I’m not sure how many people are actually cognizant of their mental illnesses or how much thought they put into their own mental healthcare. Myself, I do a lot of proactive work to stay stable. I know when things aren’t quite savvy with myself. I can feel this stranger inside me. I don’t have Schizophrenia. I don’t hear voices. I have Major Depression with Social Anxiety – severe type. I take a couple of medications on a daily basis to help normalize my behavior and stay a functioning adult in society. My anxiety is such that I break out into hives in public situations where I feel attention is being forced onto me. It can be as simple as someone asking me “How in the hell can you even tolerate the taste of Guacamole?” I try extremely hard to never forget a dose of medication, I try extremely hard to never put myself in situations that are too uncomfortable for me to deal with in a mature, sane manner. Mostly, I do this because I don’t like making others feel badly about my condition.
Recently, a specialist I see decided he would like to change things up for me to “see” how I do on a new medication. It’s not working out. Let me preface this by saying I was on a medication for about 8 years that worked for me, it really worked for me. I felt normal. I felt like I could handle my emotions. I felt like I could face anything calmly. I felt peaceful. Within two weeks of changing my medication I became irritable to the point of rage over simple things that I knew should not be setting me off. I’m cognizant of what’s happening and it’s as if I can’t stop it. I feel myself becoming irritated, depressed, edgy, anxious, and annoyed. I have a fast trigger and that’s just not who I am as a person. I have utterly felt Off The Reservation.

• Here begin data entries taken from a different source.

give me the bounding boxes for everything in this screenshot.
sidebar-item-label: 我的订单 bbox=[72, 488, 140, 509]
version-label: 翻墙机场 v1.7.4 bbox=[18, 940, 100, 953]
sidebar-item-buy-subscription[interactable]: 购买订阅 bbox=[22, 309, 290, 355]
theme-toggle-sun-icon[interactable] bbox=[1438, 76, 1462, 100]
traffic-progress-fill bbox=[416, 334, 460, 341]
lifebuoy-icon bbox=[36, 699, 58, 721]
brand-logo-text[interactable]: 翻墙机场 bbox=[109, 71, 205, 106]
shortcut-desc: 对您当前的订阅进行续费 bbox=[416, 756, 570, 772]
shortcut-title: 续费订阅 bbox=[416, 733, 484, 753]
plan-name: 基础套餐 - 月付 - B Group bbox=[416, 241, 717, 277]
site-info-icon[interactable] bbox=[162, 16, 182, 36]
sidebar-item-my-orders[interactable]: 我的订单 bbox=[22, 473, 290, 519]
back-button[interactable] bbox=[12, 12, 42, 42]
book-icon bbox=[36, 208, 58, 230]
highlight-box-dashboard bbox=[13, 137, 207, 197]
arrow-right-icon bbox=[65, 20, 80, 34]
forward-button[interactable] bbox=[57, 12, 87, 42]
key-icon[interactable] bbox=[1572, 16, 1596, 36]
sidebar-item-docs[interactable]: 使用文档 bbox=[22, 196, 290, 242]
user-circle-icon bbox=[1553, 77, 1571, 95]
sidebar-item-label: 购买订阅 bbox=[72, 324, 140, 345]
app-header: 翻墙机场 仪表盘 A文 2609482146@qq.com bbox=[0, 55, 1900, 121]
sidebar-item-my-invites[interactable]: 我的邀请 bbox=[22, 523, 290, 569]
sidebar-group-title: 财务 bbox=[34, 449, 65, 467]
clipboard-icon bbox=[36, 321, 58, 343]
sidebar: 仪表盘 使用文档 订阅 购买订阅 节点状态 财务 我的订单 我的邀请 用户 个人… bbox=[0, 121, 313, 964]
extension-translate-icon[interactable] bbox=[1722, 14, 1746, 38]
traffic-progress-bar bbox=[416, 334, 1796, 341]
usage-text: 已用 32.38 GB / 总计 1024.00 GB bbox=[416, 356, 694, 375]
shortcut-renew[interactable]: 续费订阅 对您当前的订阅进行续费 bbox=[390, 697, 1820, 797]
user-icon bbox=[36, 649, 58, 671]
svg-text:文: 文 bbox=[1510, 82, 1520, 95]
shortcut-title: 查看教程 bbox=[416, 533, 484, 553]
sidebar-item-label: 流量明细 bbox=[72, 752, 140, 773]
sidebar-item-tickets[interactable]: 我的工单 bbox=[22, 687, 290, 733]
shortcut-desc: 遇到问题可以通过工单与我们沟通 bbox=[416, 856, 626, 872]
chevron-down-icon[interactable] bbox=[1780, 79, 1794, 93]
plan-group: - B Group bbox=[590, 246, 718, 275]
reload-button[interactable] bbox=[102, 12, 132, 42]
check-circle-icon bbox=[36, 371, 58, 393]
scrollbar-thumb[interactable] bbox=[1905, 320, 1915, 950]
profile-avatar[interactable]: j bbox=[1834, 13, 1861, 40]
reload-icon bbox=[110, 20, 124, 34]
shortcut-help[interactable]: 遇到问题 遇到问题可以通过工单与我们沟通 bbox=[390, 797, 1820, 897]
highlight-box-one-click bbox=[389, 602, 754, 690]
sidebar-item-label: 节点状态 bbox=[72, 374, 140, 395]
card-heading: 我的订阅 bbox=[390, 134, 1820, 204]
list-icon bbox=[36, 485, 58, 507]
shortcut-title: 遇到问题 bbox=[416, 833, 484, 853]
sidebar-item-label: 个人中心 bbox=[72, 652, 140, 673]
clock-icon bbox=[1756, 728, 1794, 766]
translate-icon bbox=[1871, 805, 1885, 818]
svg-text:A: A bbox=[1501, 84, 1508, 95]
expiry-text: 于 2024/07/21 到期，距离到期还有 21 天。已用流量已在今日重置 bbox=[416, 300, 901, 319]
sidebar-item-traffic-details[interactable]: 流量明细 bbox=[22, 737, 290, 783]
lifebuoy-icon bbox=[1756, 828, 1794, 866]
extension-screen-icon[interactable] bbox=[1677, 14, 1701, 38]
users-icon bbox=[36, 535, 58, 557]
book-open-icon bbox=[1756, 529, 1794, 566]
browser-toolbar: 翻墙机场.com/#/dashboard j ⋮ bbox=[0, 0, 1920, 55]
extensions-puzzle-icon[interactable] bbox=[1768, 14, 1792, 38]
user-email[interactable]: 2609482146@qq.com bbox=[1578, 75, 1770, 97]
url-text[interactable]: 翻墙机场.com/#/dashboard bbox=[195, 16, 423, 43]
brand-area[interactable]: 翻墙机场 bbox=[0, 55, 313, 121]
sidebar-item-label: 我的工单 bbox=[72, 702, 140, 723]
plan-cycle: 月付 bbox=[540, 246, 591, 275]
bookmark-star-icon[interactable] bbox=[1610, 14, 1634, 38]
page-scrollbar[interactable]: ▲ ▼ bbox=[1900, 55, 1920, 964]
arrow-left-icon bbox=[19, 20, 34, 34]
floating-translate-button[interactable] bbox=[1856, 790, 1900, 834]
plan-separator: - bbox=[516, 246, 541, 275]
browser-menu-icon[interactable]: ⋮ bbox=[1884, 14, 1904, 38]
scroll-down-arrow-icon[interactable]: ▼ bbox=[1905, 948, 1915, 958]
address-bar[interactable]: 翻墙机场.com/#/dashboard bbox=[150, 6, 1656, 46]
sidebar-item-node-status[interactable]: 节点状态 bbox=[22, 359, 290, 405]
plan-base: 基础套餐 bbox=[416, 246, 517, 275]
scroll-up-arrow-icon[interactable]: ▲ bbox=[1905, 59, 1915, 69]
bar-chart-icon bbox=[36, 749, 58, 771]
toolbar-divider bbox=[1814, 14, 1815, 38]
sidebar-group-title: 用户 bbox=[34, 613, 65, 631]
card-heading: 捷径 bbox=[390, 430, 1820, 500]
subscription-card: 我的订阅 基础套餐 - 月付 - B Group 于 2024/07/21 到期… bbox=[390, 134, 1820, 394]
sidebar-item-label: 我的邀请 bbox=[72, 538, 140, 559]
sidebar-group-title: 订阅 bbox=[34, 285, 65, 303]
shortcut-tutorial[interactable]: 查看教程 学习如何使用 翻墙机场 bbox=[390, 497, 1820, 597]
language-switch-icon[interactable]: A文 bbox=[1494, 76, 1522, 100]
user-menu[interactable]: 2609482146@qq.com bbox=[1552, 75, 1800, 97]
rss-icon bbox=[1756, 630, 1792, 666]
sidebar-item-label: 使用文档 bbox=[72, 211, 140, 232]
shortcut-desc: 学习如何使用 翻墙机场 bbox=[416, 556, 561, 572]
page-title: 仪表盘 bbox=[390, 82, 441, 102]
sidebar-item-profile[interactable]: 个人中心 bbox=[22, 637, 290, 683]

What do you do when this happens to you? Do you cut yourself off socially? Do you still go out and just apologize, expecting your friends and family know and tolerate it? Do you have a dark trespasser?

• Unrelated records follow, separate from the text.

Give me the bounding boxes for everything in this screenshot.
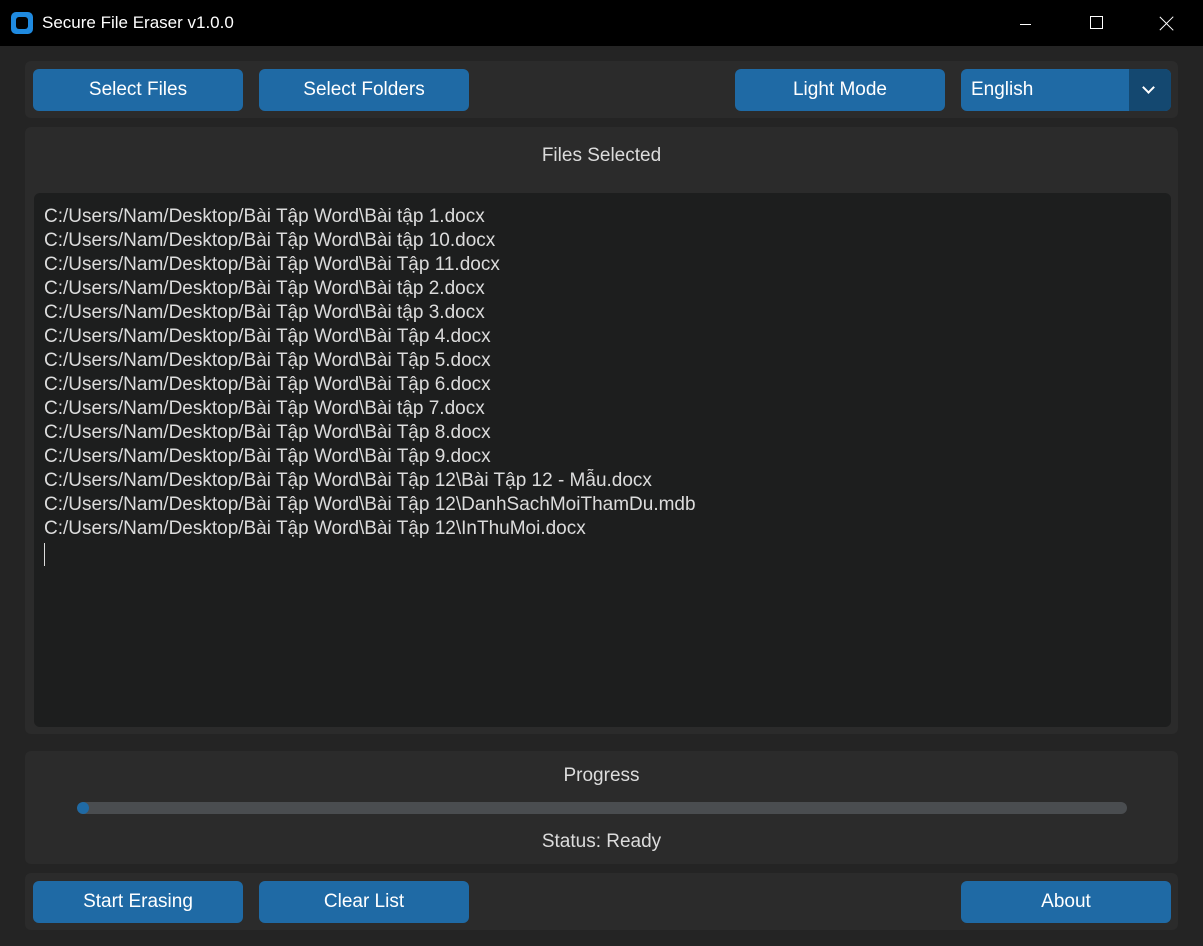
file-list-item: C:/Users/Nam/Desktop/Bài Tập Word\Bài Tậ… <box>44 422 491 443</box>
file-list-item: C:/Users/Nam/Desktop/Bài Tập Word\Bài tậ… <box>44 230 496 251</box>
app-logo-icon <box>11 12 33 34</box>
file-list-item: C:/Users/Nam/Desktop/Bài Tập Word\Bài Tậ… <box>44 518 586 539</box>
maximize-icon <box>1090 16 1103 29</box>
chevron-down-icon <box>1142 81 1155 94</box>
language-dropdown-button[interactable] <box>1129 69 1171 111</box>
maximize-button[interactable] <box>1061 0 1131 46</box>
select-folders-button[interactable]: Select Folders <box>259 69 469 111</box>
file-list-item: C:/Users/Nam/Desktop/Bài Tập Word\Bài tậ… <box>44 206 485 227</box>
file-list-item: C:/Users/Nam/Desktop/Bài Tập Word\Bài tậ… <box>44 278 485 299</box>
progress-bar-fill <box>77 802 89 814</box>
file-list-item: C:/Users/Nam/Desktop/Bài Tập Word\Bài Tậ… <box>44 350 491 371</box>
file-list-item: C:/Users/Nam/Desktop/Bài Tập Word\Bài Tậ… <box>44 374 491 395</box>
title-bar: Secure File Eraser v1.0.0 <box>0 0 1203 46</box>
file-list-item: C:/Users/Nam/Desktop/Bài Tập Word\Bài tậ… <box>44 302 485 323</box>
app-window: Secure File Eraser v1.0.0 Select Files S… <box>0 0 1203 946</box>
status-text: Status: Ready <box>541 831 662 852</box>
theme-toggle-button[interactable]: Light Mode <box>735 69 945 111</box>
language-selected-value: English <box>971 79 1034 100</box>
file-list-item: C:/Users/Nam/Desktop/Bài Tập Word\Bài Tậ… <box>44 494 696 515</box>
file-list-item: C:/Users/Nam/Desktop/Bài Tập Word\Bài Tậ… <box>44 254 500 275</box>
progress-section-title: Progress <box>563 765 640 786</box>
files-section-title: Files Selected <box>541 145 662 166</box>
text-caret <box>44 543 45 566</box>
minimize-button[interactable] <box>990 0 1060 46</box>
file-list-item: C:/Users/Nam/Desktop/Bài Tập Word\Bài tậ… <box>44 398 485 419</box>
close-button[interactable] <box>1132 0 1202 46</box>
file-list-item: C:/Users/Nam/Desktop/Bài Tập Word\Bài Tậ… <box>44 446 491 467</box>
close-icon <box>1159 15 1175 31</box>
select-files-button[interactable]: Select Files <box>33 69 243 111</box>
language-select[interactable]: English <box>961 69 1171 111</box>
progress-bar <box>77 802 1127 814</box>
file-list-item: C:/Users/Nam/Desktop/Bài Tập Word\Bài Tậ… <box>44 470 652 491</box>
minimize-icon <box>1020 24 1031 25</box>
file-list-textbox[interactable]: C:/Users/Nam/Desktop/Bài Tập Word\Bài tậ… <box>34 193 1171 727</box>
window-title: Secure File Eraser v1.0.0 <box>42 13 234 32</box>
clear-list-button[interactable]: Clear List <box>259 881 469 923</box>
about-button[interactable]: About <box>961 881 1171 923</box>
start-erasing-button[interactable]: Start Erasing <box>33 881 243 923</box>
file-list-item: C:/Users/Nam/Desktop/Bài Tập Word\Bài Tậ… <box>44 326 491 347</box>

I myself stay home and read or write. I watch a lot of television. I play with my dogs. I try not to interact with my husband or friends a lot because I know me lashing out at them or getting hyper focused on issues is not their fault. I don’t make excuses for who I am without medication but I do make it clear that I do KNOW who I am without medication and I don’t feel like that person is really me, not the best me I can be. That person isn’t the one who likes to sing while she creates in the kitchen. That person doesn’t stick to any sort of schedule. She doesn’t try to make anyone happy, not even herself. This person cries at nothing and gets enraged at everything. She stays up late and then only sleeps a few hours at a time. She doesn’t engage proactively. She is a stranger to me and I don’t want to get to know her because like I said, she isn’t the best version of me.
I did go see the physician who made the switch and he didn’t seem bothered at all by my complaints. He told me to give it more time. At this point it had been a month of just feeling off. I scheduled an appointment to see my family physician. I had a good visit with him and he did this test, it’s a DNA test that tests your DNA against every medication available. It basically tells your doctor which medications are going to be genetically more compatible for you personally. It tells them which ones you will tolerate better metabolically and otherwise. I am awaiting those results and expect I’ll be as good as new soon. Fingers crossed. Until then I continue to write and basically stay away from anyone I love and care about because I’m a ticking bomb.